Dans l'Antiquité, le droit d'auteur ne protégeait que l'élément de création
ou de production, même si un droit moral de paternité était reconnu. Ainsi
le plagiat était déjà considéré comme une action déshonorante. Martial
composa à ce sujet des épigrammes qui restèrent célèbres.
Le principe de diffusion n'apparut que beaucoup plus tard, avec l'invention
de l'imprimerie. Du fait des récents moyens de production et de diffusion à
grande échelle, le livre acquiert une valeur économique. Une nouvelle
catégorie professionnelle apparaît, celle des imprimeurs-libraires. Elle
s'organise en corporations et en guildes puissantes. La nature de l'activité
nouvelle d'édition suppose des moyens financiers importants et rend d'autant
plus redoutables et préjudiciables les risques de concurrence et la rivalité
entre les imprimeurs. Il devient essentiel de bénéficier d'un monopole
exclusif pour l'exploitation des ouvrages édités. Ainsi, apparaît la
pratique des privilèges d'édition, garantissant un véritable monopole
d'exploitation aux imprimeurs-libraires. L'auteur dans un premier temps
bénéficie donc de cette protection indirecte par le biais des imprimeurs,
qui vont peu à peu pouvoir les rémunérer.

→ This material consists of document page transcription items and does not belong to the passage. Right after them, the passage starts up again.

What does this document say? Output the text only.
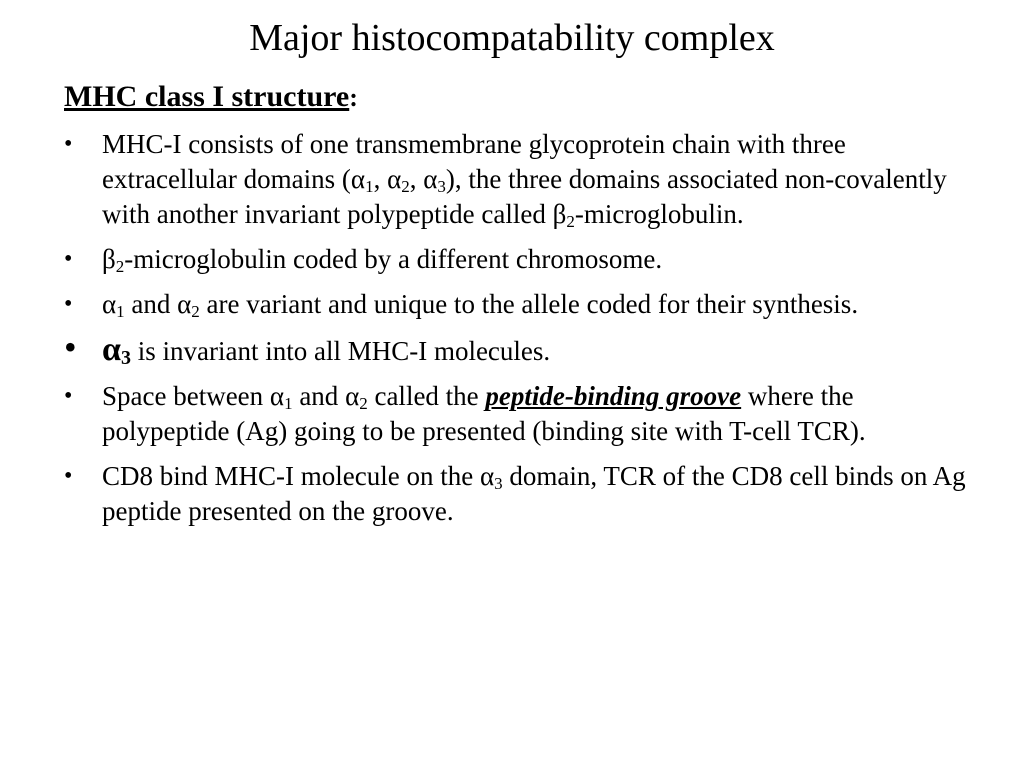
Major histocompatability complex
MHC class I structure:
•	MHC-I consists of one transmembrane glycoprotein chain with three extracellular domains ($\alpha_1$, $\alpha_2$, $\alpha_3$), the three domains associated non-covalently with another invariant polypeptide called $\beta_2$-microglobulin.
•	$\beta_2$-microglobulin coded by a different chromosome.
•	$\alpha_1$ and $\alpha_2$ are variant and unique to the allele coded for their synthesis.
• $\alpha_3$ is invariant into all MHC-I molecules.
•	Space between $\alpha_1$ and $\alpha_2$ called the peptide-binding groove where the polypeptide (Ag) going to be presented (binding site with T-cell TCR).
•	CD8 bind MHC-I molecule on the $\alpha_3$ domain, TCR of the CD8 cell binds on Ag peptide presented on the groove.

Ainsi, jusqu'à la Révolution, la propriété littéraire a eu pour
référence-clef cette pratique du privilège d'édition. Son histoire est une
alternance de progrès et de replis, selon le rapport de force entre le
pouvoir, qui accorde ou refuse le privilège ; l'éditeur, qui en détient
l'usage ; l'auteur, dont le texte justifie l'existence même du privilège.

La question de la propriété des textes ne se posa guère dans un premier
temps, l'imprimerie diffusant essentiellement des textes anciens, des textes
juridiques ou religieux, sans « auteur-propriétaire ». Il était donc logique
que le privilège aille au libraire-éditeur, fabriquant le livre comme objet
commercial. Le premier privilège personnel fut accordé à Jean Spira, premier
éditeur de Venise, en 1469. Le premier privilège concernant les oeuvres
musicales éditées en France semble être celui qu'accorda Henri II en 1551 à
son joueur de luth, Guillaume Morlaye.
Par le système du privilège, condition indispensable à toute édition, le
pouvoir contrôlait toutes les activités de publication. C'est ainsi que très
tôt, privilège, censure et droit d'auteur furent des questions intimement
liées. Les privilèges étaient alors de courte durée, entre trois et dix ans.
Ensuite le texte tombait dans le domaine public et tout autre éditeur
pouvait le publier. Au début, l'auteur restait en marge des préoccupations
de la loi. L'ordonnance de Moulins de 1566, la première législation faisant
obligation aux libraires-imprimeurs de demander des « lettres de privilèges
» et d'indiquer leur nom et lieu de demeure ne mentionne nullement les
auteurs, et le Registre du syndic (sur lequel devait être inscrit tous les
privilèges à partir de 1610) indiquait rarement le nom de l'auteur à côté de
celui du libraire concerné.


Les auteurs étaient-ils oubliés dans cette « transaction » ?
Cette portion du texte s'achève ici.